To fulfil your orders efficiently, we may share your data with trusted third parties (data processors), only where necessary and with appropriate safeguards in place:

  • Payment processors: Securely manage online payments on our behalf. We do not retain your card or payment details—these are handled via the processor’s secure systems.
  • Delivery partners: Occasionally, to help deliver your order to the correct address if handled jointly with a delivery service.
  • IT and business support services: Such as website hosting, order management software, or cloud storage providers. These partners only access data as required to provide their specific service and are contractually obliged to protect your information.

We will not sell, rent, or trade your personal data. Data sharing with law enforcement or regulators is only in response to valid legal requests.

How Your Data Is Protected

Your personal data is kept secure using commercially reasonable measures, including:

  • Encryption of electronic records and secure storage solutions.
  • Restricted access to personal information by authorised staff only.
  • Regular review and updates of our data protection practices.
  • Contracts with third-party processors aligning with GDPR requirements.

Your Rights Under GDPR

As a data subject under the General Data Protection Regulation, you have the following rights regarding your personal data:

  • Right to Access: Request a copy of the information we hold about you.
  • Right to Rectification: Correct inaccurate or incomplete personal data.
  • Right to Erasure: Request the deletion of your data under certain circumstances (“right to be forgotten”).
  • Right to Restrict Processing: Ask us to limit how we use your data under specific circumstances.
  • Right to Data Portability: Obtain a copy of your data in a commonly used, machine-readable format for transfer elsewhere.
  • Right to Object: Object to the processing of your personal data in certain situations, such as direct marketing.
  • Right to Withdraw Consent: Where processing is based on your consent, you can withdraw it at any time.

To exercise your rights or if you have questions about your data, you may contact us using the details on our website.

Updates to This Policy

We may review and update this Privacy Policy from time to time to reflect changes in our services, legal requirements, or privacy practices.
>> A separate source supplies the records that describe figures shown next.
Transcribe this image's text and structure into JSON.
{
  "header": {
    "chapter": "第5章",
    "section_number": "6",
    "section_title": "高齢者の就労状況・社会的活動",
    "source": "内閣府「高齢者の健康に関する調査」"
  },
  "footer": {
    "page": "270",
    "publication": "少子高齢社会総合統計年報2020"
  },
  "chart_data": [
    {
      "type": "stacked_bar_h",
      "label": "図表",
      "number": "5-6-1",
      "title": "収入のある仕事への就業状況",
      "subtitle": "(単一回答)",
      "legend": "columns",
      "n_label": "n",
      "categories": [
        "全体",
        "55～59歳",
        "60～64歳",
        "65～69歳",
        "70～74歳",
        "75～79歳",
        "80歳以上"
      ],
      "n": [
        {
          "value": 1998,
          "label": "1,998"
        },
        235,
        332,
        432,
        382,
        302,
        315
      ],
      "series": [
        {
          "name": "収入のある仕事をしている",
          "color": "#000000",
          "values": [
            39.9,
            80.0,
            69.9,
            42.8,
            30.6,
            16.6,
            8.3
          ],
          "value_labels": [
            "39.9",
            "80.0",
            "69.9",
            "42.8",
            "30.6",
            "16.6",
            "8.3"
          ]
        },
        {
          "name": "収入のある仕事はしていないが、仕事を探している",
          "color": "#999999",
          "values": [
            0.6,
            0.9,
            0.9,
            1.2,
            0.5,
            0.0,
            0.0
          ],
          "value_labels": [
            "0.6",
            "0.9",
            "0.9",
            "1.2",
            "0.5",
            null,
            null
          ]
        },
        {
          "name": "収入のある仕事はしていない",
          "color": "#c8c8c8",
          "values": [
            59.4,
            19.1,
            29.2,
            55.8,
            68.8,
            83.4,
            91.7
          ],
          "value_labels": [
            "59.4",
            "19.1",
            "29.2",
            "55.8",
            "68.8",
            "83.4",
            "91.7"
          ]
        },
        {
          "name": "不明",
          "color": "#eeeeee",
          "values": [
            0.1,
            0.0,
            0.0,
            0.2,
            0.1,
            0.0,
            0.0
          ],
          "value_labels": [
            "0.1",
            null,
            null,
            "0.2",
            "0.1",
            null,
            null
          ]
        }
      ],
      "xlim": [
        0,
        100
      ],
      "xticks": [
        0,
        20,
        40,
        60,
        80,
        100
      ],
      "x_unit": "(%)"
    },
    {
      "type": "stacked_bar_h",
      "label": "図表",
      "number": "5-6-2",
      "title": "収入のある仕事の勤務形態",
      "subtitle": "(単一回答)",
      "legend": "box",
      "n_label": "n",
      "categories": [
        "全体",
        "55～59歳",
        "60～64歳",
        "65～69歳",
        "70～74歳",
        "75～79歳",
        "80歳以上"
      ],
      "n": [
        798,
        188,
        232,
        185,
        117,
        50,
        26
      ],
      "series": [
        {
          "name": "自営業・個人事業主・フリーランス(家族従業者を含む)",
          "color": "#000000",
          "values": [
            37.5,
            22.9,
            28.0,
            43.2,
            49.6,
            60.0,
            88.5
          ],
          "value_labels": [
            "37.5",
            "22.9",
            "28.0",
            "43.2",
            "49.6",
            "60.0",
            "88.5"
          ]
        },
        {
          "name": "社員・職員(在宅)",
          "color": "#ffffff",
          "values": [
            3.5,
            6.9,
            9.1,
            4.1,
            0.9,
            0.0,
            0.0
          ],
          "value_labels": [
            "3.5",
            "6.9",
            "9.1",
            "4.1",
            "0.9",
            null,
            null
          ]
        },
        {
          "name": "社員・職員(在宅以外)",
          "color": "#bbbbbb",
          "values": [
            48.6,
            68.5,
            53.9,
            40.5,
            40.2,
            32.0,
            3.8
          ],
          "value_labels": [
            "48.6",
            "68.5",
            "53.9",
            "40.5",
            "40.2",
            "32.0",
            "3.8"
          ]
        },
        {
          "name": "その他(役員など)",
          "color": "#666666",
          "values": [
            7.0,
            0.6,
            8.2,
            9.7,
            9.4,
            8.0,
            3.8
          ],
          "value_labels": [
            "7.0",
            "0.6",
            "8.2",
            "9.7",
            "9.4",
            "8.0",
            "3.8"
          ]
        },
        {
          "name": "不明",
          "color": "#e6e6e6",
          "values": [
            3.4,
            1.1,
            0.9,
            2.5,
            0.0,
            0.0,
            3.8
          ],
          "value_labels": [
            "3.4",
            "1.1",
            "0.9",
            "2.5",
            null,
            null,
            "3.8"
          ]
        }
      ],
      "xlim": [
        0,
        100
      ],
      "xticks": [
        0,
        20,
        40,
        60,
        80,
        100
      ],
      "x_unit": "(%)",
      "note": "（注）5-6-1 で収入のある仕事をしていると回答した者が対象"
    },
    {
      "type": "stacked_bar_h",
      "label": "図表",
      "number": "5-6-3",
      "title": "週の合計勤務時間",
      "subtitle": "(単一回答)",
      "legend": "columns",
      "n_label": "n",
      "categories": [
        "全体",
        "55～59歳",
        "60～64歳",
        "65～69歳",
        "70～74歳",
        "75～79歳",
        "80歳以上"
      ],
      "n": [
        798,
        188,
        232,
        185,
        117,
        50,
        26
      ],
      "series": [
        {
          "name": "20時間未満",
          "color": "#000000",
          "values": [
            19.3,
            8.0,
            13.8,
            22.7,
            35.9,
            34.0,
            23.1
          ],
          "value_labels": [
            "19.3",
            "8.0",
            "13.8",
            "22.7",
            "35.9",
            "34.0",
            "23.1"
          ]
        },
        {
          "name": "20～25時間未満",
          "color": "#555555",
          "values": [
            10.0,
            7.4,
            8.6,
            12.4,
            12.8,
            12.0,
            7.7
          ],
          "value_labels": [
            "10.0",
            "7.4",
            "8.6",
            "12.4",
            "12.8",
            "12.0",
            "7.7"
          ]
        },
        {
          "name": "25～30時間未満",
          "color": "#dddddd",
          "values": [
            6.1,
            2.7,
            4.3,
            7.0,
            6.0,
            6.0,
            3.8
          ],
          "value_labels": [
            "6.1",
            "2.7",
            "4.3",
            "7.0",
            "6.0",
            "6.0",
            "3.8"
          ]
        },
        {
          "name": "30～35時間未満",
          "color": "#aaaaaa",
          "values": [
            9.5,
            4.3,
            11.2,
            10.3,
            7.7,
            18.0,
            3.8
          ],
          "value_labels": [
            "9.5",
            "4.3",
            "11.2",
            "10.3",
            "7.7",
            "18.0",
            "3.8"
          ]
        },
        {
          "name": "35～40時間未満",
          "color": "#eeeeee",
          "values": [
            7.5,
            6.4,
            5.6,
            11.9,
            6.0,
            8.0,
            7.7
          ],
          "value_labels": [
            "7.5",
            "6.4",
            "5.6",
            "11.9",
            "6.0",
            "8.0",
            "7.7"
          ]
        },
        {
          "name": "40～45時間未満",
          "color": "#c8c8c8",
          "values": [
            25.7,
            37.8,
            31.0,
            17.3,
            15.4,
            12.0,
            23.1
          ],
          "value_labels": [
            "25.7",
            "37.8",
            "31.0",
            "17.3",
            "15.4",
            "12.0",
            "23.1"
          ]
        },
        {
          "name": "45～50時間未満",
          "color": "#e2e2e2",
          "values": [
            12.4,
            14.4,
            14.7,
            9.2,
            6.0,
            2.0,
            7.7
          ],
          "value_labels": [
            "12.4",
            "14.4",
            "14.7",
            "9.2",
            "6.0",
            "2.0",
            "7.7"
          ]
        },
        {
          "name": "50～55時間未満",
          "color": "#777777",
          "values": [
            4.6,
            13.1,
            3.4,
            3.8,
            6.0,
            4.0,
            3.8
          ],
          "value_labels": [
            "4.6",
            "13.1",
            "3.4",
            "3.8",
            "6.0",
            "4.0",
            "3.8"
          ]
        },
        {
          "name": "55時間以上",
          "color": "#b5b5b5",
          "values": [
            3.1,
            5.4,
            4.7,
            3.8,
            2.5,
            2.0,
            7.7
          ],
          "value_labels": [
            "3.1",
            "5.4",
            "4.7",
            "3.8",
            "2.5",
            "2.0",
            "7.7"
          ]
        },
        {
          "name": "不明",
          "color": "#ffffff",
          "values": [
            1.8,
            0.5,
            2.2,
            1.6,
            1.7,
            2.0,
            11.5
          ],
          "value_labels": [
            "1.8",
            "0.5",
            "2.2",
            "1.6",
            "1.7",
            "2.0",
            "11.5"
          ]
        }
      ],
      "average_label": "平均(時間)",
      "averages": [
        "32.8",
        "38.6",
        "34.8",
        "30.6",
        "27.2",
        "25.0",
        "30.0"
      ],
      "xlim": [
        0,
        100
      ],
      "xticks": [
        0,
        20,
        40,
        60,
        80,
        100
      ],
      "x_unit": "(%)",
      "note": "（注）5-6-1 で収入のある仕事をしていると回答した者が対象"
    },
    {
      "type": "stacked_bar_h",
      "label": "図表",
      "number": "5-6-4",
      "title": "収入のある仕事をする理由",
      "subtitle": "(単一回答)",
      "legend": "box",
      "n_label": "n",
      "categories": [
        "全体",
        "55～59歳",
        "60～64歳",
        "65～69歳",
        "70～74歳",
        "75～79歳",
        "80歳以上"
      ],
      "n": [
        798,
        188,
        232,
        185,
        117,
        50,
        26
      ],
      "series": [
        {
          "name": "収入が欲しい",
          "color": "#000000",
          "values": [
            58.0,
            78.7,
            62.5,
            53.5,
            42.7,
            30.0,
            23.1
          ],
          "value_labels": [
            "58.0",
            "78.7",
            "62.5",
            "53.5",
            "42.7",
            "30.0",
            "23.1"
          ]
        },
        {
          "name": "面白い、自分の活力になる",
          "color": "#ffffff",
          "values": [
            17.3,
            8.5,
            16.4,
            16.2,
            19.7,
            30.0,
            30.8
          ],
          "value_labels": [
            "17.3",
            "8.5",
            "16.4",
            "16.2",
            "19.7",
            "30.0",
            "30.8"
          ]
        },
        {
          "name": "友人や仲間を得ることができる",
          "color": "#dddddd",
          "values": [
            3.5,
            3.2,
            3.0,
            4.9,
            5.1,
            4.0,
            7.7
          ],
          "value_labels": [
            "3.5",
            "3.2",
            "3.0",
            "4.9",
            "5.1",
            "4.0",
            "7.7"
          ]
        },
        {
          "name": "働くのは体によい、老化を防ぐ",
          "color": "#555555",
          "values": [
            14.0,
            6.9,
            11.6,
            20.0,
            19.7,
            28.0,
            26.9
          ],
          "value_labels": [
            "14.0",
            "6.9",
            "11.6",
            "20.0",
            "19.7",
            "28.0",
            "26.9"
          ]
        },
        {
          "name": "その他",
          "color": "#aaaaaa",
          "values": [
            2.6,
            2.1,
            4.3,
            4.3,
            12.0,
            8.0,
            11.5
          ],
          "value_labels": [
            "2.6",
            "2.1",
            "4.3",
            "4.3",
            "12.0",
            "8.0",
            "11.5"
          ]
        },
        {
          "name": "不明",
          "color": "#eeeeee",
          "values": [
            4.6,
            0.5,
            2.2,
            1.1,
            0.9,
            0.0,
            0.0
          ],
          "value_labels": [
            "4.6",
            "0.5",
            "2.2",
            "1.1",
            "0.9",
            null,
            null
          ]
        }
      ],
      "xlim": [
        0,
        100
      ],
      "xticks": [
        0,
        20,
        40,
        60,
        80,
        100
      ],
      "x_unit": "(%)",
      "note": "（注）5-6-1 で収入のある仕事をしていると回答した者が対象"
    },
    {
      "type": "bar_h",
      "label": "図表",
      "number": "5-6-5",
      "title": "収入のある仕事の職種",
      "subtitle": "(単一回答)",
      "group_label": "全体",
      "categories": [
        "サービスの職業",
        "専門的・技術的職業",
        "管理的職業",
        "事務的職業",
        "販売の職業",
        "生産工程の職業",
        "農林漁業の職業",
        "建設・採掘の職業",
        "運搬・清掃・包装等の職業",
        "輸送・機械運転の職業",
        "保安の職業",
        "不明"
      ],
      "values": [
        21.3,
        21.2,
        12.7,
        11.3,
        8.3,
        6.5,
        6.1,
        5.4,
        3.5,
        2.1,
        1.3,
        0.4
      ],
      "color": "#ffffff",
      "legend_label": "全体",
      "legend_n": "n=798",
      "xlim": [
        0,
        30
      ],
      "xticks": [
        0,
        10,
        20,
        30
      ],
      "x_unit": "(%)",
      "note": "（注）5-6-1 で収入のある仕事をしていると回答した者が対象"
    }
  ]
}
The most current version will always be available on our website, and we will notify you of any material changes where required.

Contact and Complaints

If you have any concerns or complaints about how we use your personal data at Flowers Shadwell, please reach out to us via the contact section of our website. You also have the right to lodge a complaint with the UK Information Commissioner's Office (ICO) if you believe your data protection rights have been breached.